Google breaks the record for fines for violating European competition rules


The original fine of 4.343 billion euros was reduced by the Court to 4.125 billion euros (There is no error in the figures, they are indeed billions!).

The abuses of a dominant position, the subject of Google’s condemnation, lasted, depending on the case, from 2011 or 2012 to July 2018. The Commission had criticized abuses related to the introduction of a clause assimilated to tied selling in Google’s contracts with OEMs (original equipment manufacturer) and MNOs (mobile network operator) regarding the Android operating system for mobile devices.

The Commission had first defined the markets on which there was a dominant position, namely the world market (excluding China) for intelligent mobile operating systems under Android license and online operating shops for the same Android system, then national markets for general research services.

Three types of abuse had been condemned. Each of them consisted of contractual clauses imposed on Google’s co-contractors, all of these clauses creating de facto exclusivity for the benefit of Google and limiting the possibilities of modifying the Android system.

The first abuse consisted of a tied sale of the Google Search application and the Play store since January 1, 2011, then a tied sale of the Google Chrome application to the Play store and Google Search from 2012. The second consisted of submit the licensing for the Play store and Google Search to the acceptance of so-called anti-fragmentation clauses preventing the use of certain versions of Android not controlled by Google. The third made Google’s payment to OEMs and MNOs a revenue share payment conditional on not pre-installing a competing search service on any device within an agreed range.

The General Court validated the Commission’s decision except as regards the revenue-sharing agreement clause, which led it, in the context of its independent assessment of the fine, to reduce, as indicated above, the amount thereof.

It should be noted that the Commission went to the brink of correction because it was accused of having violated the right of access to the file by not having ensured a complete recording of the meetings organized with third parties.

The Court ordered him to do differently in the future but refused to draw any consequences in the present case. This point will surely be discussed again if the decision is appealed.

What consequences can be drawn from this judgment?

First of all, the violation of the rules of competition costs more and more expensive in absolute value.

Abusive behavior for 6 years certainly considered profitable by their perpetrators leads to more than 4 billion euros in fines, result compared to the advantage obtained over this period, what the author of this forum cannot do.

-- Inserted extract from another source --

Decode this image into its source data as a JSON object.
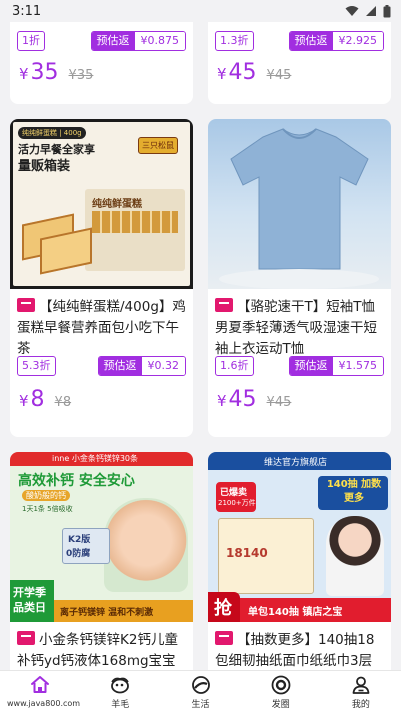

Then, but nothing new, you can pay the consequences of your behavior many years later (beginning of the events in 2011, court decision in 2022, i.e. 11 years later).

There is a good chance that the people responsible for these practices have in the meantime left the company, leaving their successors to bear the consequences.

The Google Android case can be partly compared to the Microsoft Windows case, showing that each time the competition authorities – if they take the time – manage to stop “major” abuses of a dominant position. It confirms the obvious: the fact of being in the digital world does not prevent certain behaviors from being linked to types of abuse already known and sanctioned, such as tied selling.

Now three questions are unanswered:

  • Will Google and Alphabet appeal?
  • Will the “victims” of these abuses, and in particular the OEMs and ORMs, claim compensation for the damage suffered? Such procedures are certainly complicated but increasingly common.
  • Will the entry into force of new texts aimed at controlling the behavior of the major digital operators (DMA and DSA) and preventing abuses added to the limits already imposed by competition law prevent new abusive practices?

Ironically, we can note that fines may bring more money into the European budget than the taxes that we want to impose on digital multinationals to compensate for the fact that they pay little tax in certain EU countries; Obviously the limit of the exercise comes from the fact that it is not the same budgets which receive this money.